BALTIMORE — Nearly 400 people, including mayors, city officials, educators and nonprofit workers, are in Baltimore for two days this week to learn from a decade of research into after-school programming, and to take those findings back to their cities at a time of tightening municipal budgets.
Organized in partnership with five youth-serving organizations – including the Wallace Foundation, the American Youth Policy Forum, the Collaborative for Building After-School Systems, the Forum for Youth Investment, and the National League of Cities – the conference brings together teams of people representing 57 different cities around the country.
Asking people to register not as individuals, but as teams representing multiple organizations and agencies within a single city, was a deliberate, if unusual, decision, said Lucas Bernays Held, a spokesman for the Wallace Foundation. As after-school programs tend to be decentralized, diverse in focus and varied in quality, the foundation is encouraging cities to develop a coordinated effort with different groups in order to use local resources more efficiently and with more effective results.
A decade ago, the foundation launched an initiative in five cities — Providence, New York, Chicago, Boston and Washington, D.C. — to examine ways for cities to improve the quality of after-school programs. An evaluation by The Rand Corporation in 2011 found that the cities that participated in the initiative had effectively demonstrated it was indeed possible to expand access to high quality after-school opportunities through improved coordination, Held said.

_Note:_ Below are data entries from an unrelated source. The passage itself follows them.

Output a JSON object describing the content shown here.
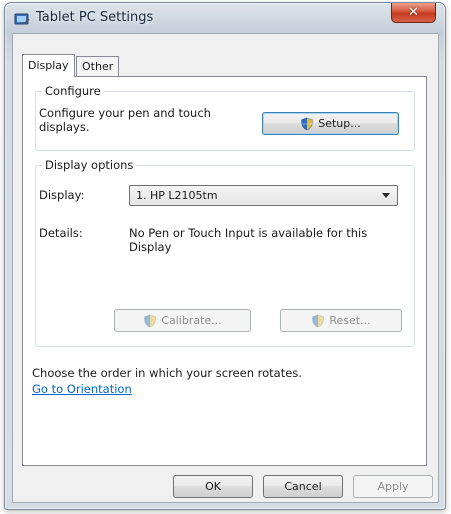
{
  "window": {
    "title": "Tablet PC Settings",
    "close_glyph": "✕"
  },
  "tabs": [
    {
      "label": "Display",
      "active": true
    },
    {
      "label": "Other",
      "active": false
    }
  ],
  "configure": {
    "group_label": "Configure",
    "description": "Configure your pen and touch displays.",
    "setup_button": "Setup..."
  },
  "display_options": {
    "group_label": "Display options",
    "display_label": "Display:",
    "display_value": "1. HP L2105tm",
    "details_label": "Details:",
    "details_value": "No Pen or Touch Input is available for this Display",
    "calibrate_button": "Calibrate...",
    "reset_button": "Reset..."
  },
  "orientation": {
    "text": "Choose the order in which your screen rotates.",
    "link": "Go to Orientation"
  },
  "footer": {
    "ok": "OK",
    "cancel": "Cancel",
    "apply": "Apply"
  },
  "colors": {
    "link": "#0066cc",
    "close_button": "#c63a1f",
    "shield_blue": "#2f6fc0",
    "shield_yellow": "#f2c230"
  },
  "icons": {
    "app": "tablet-pc-icon",
    "shield": "uac-shield-icon"
  }
}
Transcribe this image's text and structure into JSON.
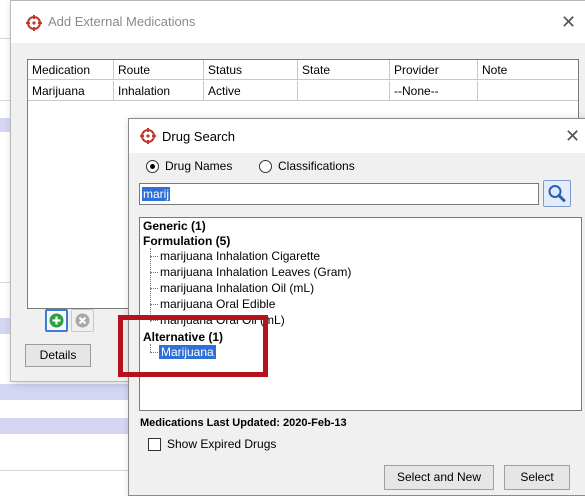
{
  "outer_dialog": {
    "title": "Add External Medications",
    "columns": [
      "Medication",
      "Route",
      "Status",
      "State",
      "Provider",
      "Note"
    ],
    "row": [
      "Marijuana",
      "Inhalation",
      "Active",
      "",
      "--None--",
      ""
    ],
    "details_label": "Details"
  },
  "drug_search": {
    "title": "Drug Search",
    "radio_drug_names": "Drug Names",
    "radio_classifications": "Classifications",
    "search_value": "marij",
    "groups": {
      "generic": "Generic (1)",
      "formulation": "Formulation (5)",
      "alternative": "Alternative (1)"
    },
    "formulations": [
      "marijuana  Inhalation Cigarette",
      "marijuana  Inhalation Leaves (Gram)",
      "marijuana  Inhalation Oil (mL)",
      "marijuana  Oral Edible",
      "marijuana  Oral Oil (mL)"
    ],
    "alternative_item": "Marijuana",
    "last_updated": "Medications Last Updated: 2020-Feb-13",
    "show_expired_label": "Show Expired Drugs",
    "select_and_new_label": "Select and New",
    "select_label": "Select"
  },
  "colors": {
    "accent": "#c0392b",
    "selection": "#2f6fd8",
    "annotation": "#b5121b",
    "add_button": "#2e9e3e"
  }
}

“We thought that if a team could absorb the lessons of the decade of work on after-school systems, that collectively they would be more likely to put in place what they have learned,” Held said, referring to the conference’s focus on team attendance. “It is an experiment, that the teams will be in a better position to lead positive change in their communities.”

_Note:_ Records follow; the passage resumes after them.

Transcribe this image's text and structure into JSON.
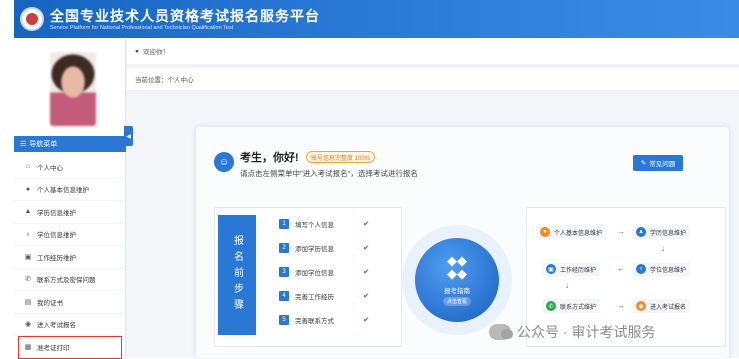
{
  "header": {
    "title": "全国专业技术人员资格考试报名服务平台",
    "subtitle": "Service Platform for National Professional and Technician Qualification Test"
  },
  "topbar": {
    "welcome": "欢迎你！"
  },
  "breadcrumb": "当前位置：个人中心",
  "sidebar": {
    "menu_title": "导航菜单",
    "items": [
      {
        "label": "个人中心",
        "icon": "home-icon"
      },
      {
        "label": "个人基本信息维护",
        "icon": "person-icon"
      },
      {
        "label": "学历信息维护",
        "icon": "graduation-icon"
      },
      {
        "label": "学位信息维护",
        "icon": "degree-icon"
      },
      {
        "label": "工作经历维护",
        "icon": "briefcase-icon"
      },
      {
        "label": "联系方式及密保问题",
        "icon": "phone-icon"
      },
      {
        "label": "我的证书",
        "icon": "certificate-icon"
      },
      {
        "label": "进入考试报名",
        "icon": "enter-icon"
      },
      {
        "label": "准考证打印",
        "icon": "print-icon"
      }
    ]
  },
  "main": {
    "greeting": "考生，你好!",
    "completion_badge": "账号信息完整度 100%",
    "hint": "请点击左侧菜单中\"进入考试报名\"，选择考试进行报名",
    "faq_button": "常见问题",
    "steps_title": "报名前步骤",
    "steps": [
      {
        "num": "1",
        "label": "填写个人信息"
      },
      {
        "num": "2",
        "label": "添加学历信息"
      },
      {
        "num": "3",
        "label": "添加学位信息"
      },
      {
        "num": "4",
        "label": "完善工作经历"
      },
      {
        "num": "5",
        "label": "完善联系方式"
      }
    ],
    "guide_label": "报考指南",
    "guide_sub": "点击查看",
    "flow": [
      {
        "label": "个人基本信息维护",
        "icon": "person-icon"
      },
      {
        "label": "学历信息维护",
        "icon": "graduation-icon"
      },
      {
        "label": "学位信息维护",
        "icon": "degree-icon"
      },
      {
        "label": "工作经历维护",
        "icon": "briefcase-icon"
      },
      {
        "label": "联系方式维护",
        "icon": "phone-icon"
      },
      {
        "label": "进入考试报名",
        "icon": "enter-icon"
      }
    ]
  },
  "watermark": "公众号 · 审计考试服务",
  "colors": {
    "primary": "#2a78d6",
    "highlight": "#e53935",
    "badge": "#e07f12",
    "check": "#2ea44f"
  }
}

That was a message underscored by Baltimore Mayor Stephanie Rawlings-Blake at the opening session of the conference Thursday night. Rawlings-Blake described her experiences as a young Baltimore city council member as pivotal to her realization that better collaboration and data collection were essential to measuring and improving outcomes in her city’s after-school programs.

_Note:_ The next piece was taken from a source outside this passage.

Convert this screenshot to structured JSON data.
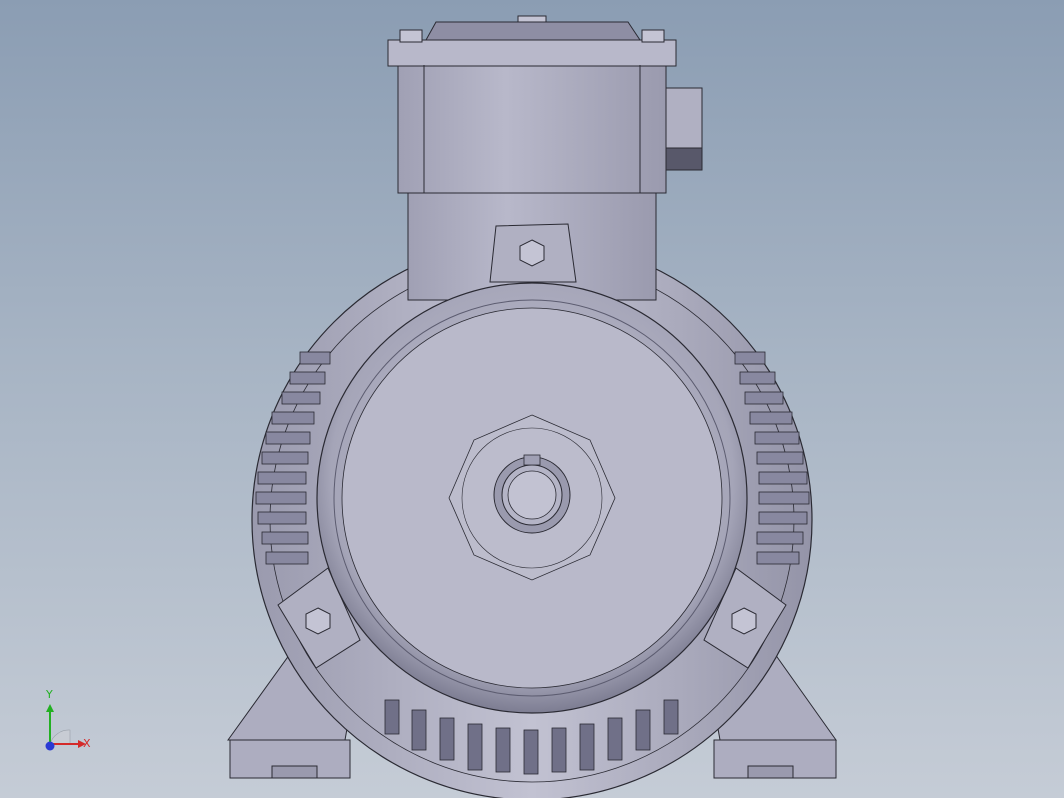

As a city council member, Rawlings-Blake said, she asked for a map of after-school programs in the city and was surprised to see that the neighborhoods where the most resources were concentrated did not demonstrate improved outcomes for young people.
“It just annoyed me that we were doing all these programs without any coordinated effort,” Rawlings-Blake said. “We knew we had to do things differently.”
The city built upon the connections it had made with community organizations during its summer programs and carried those relationships into after-school activities, Rawlings-Blake said. Now as mayor, she emphasizes collaboration as a way to utilize limited resources and puts outcomes above all else when evaluating which programs to fund, she said.
“When you love kids, you have to hold the people who are providing services accountable,” Rawlings-Blake said.
The goals of after-school programs are as diverse as the organizations that run them. Their historical roots lie in century-old efforts to acclimate immigrant children to the United States, Held said.
Now such programs aim to help women join the workforce, provide basic childcare, reduce children’s exposure to risk, keep them off the streets, and reduce juvenile crime rates, said Dara Rose, a senior program officer for the Wallace Foundation.
Increasingly, leaders in the field are pushing the time children spend in after-school programs as the key to closing the academic achievement gap between different racial and income groups, Rose said. Others see such programs as an opportunity to expose children to subjects that may be crowded out in school by the test-led focus on math and literacy: areas like sports, science and leadership that create a well-rounded child, Rose said.
The Great Recession and the economic slump of the last several years had created a “new normal” for city governments, Rawlings-Blake said, one requiring tough conversations with city groups about consolidating and cutting public resources. Groups that want to access city funding for after-school programs must prove the money would be well spent, she said.
“I think the worse thing you can do, as far as I’m concerned, is come unprepared without data to show that you’re actually achieving goals for young people,” Rawlings-Blake said. “It takes more than an idea. You have to do the work. Our kids are worth more than that.”